Crypto news

23.06.2026
14:06

Former BIS head changes rhetoric: stablecoins and fiat can coexist, but with caveats

stablecoin

Agustín Carstens, former head of the Bank for International Settlements (BIS), made an unexpected statement at the Point Zero Forum in Zurich. He suggested that stablecoins could not only coexist with fiat money but also bring real benefits — stimulating financial innovation, expanding access to services, and reducing transaction costs. However, the key condition, according to him, is the creation of a global coordination framework for regulators, which, as he admitted, currently lags significantly behind market development.

"We should try to create conditions under which we can live with fiat money and stablecoins," Carstens emphasized.

This position is strikingly different from the one he held as head of the BIS. Previously, Carstens was one of the harshest critics of private digital currencies. In 2022, he warned that stablecoin issuers have an incentive to invest reserves in risky assets, undermining trust in them. And in 2025, he stated that such assets fail three fundamental tests of money: unity, elasticity, and protection against illicit activity.

It is important to understand that the new rhetoric does not mean a complete capitulation. Carstens is no longer an official representative of the BIS, and his opinion is that of an expert, not an organizational policy. He clearly stated that coexistence is only possible with agreed-upon rules, not in a wild market environment.

The BIS itself maintains a much stricter line. In a recent edition of the Annual Economic Report 2026, the organization indicated that stablecoins demonstrate only some of the benefits of tokenization but do not meet the basic properties of trusted money. The BIS sees them as risks to financial stability, bank funding, and even monetary sovereignty.

Against this backdrop, it is noteworthy that stablecoin regulation is already taking shape in the US (GENIUS Act) and Europe (MiCA). However, as Carstens rightly noted, national laws do not solve the problem of cross-border use. Without international coordination, we risk ending up with a fragmented ecosystem where stablecoins are only effective within individual jurisdictions.
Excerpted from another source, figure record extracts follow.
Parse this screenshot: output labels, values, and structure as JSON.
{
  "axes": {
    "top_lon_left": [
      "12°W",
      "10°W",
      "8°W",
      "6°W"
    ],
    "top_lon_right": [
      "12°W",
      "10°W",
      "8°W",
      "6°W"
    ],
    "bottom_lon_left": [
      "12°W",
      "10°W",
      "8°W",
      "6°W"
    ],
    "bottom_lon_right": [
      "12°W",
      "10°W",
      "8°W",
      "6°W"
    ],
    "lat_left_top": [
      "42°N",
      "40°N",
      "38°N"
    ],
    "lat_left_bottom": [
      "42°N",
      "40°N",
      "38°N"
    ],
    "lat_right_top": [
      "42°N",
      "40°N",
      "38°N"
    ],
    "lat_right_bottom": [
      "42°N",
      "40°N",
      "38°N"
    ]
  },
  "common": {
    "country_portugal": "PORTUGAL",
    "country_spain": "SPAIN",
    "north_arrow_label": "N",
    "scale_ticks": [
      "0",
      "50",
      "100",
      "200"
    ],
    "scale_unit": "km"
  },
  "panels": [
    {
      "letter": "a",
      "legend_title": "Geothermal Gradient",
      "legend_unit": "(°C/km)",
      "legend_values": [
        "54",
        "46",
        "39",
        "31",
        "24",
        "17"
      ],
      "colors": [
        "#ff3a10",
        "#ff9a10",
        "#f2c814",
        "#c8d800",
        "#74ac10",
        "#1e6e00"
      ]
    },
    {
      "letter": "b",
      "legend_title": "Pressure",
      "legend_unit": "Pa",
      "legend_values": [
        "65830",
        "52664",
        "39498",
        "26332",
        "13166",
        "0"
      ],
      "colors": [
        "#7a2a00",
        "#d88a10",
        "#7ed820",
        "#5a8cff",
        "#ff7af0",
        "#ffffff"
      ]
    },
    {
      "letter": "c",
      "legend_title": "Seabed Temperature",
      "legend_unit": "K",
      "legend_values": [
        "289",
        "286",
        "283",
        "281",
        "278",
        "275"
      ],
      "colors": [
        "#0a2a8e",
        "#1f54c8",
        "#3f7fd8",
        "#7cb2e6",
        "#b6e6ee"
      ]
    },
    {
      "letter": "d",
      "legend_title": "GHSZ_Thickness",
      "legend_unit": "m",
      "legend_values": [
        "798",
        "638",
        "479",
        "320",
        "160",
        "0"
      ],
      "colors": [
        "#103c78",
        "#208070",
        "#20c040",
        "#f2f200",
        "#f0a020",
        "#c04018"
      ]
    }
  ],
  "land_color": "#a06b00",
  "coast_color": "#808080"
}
My analysis: Carstens' shift in rhetoric is not a sign of weakness, but a pragmatic signal to the market. Regulators are beginning to understand that banning stablecoins is impossible, but leaving them uncontrolled is dangerous. In the next 2-3 years, we will likely see attempts to create hybrid models where stablecoins operate in parallel with CBDCs, but under strict oversight. This is not the end of fiat, but its evolution.